With a range that once spanned from the coastal plains of North Carolina to the bayous of East Texas, the ivory-billed woodpeckers numbers suffered their most precipitous drop during the 1800s. Marksmen gunned them down for private collectors and hat makers, while loggers felled the old-growth stands where the birds roosted and foraged for grub. The fact that this bird is so critically endangered has been true since the 1890s, and its fundamentally a consequence of the fact that we cut down every last trace of the virgin forest of the southeastern U.S., said John W. Fitzpatrick, director emeritus of the Cornell Lab of Ornithology. We took all that away.
Read more: https://www.washingtonpost.com/climate-environment/2021/09/29/endangered-species-ivory-billed-woodpecker/
The one thing to note regarding the disposition of various species is that we are also continually finding new ones never "seen" (or at least never recorded) before, so the awareness of habitat and climate change should help to underscore taking action for those we know about that are beneficial to the ecosystem.

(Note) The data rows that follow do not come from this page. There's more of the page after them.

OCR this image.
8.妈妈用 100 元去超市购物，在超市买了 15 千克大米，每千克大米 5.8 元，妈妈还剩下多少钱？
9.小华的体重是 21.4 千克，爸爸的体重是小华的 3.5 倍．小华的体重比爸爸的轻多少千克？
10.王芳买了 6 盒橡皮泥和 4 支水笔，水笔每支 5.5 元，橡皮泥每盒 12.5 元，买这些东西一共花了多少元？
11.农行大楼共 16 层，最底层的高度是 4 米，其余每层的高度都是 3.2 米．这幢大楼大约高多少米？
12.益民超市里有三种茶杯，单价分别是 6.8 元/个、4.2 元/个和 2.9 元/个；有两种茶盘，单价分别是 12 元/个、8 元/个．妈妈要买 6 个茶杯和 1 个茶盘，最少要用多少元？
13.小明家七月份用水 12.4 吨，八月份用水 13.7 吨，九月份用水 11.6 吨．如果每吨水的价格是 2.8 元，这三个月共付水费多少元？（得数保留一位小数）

The American Alligator was once hunted almost to extinction for its hide, and is now almost a nuisance animal for obvious reasons (due to the rapid development of housing in Florida in its habitat).
Of course the more obvious one being carefully preserved is the Bald Eagle, which took over 60 years to get it to a recovered stage.
The California Condor is another under a preservation program.
If California needs anything, I can send them our turkey vultures.
If one wants to talk about how well the banning of DDT and other pesticides that were killing birds, has done in preservation, I know I grew here in Philly assuming that birds like "vultures" only existed "out west" like in the cartoons, flying in circles over barren deserts... Until I traveled up to north Jersey for a work trip almost 30 years ago and literally saw dozens of what I would discover were "turkey vultures" that were perching and pooping all over the office park where I had visited. I had never seen anything so big, scary and ugly like that and not in a zoo. Now they are all over the Philly area and the rim suburbs feasting on road kill. Seeing a 3 foot tall hulking bird a few feet away is pretty shocking to say the least.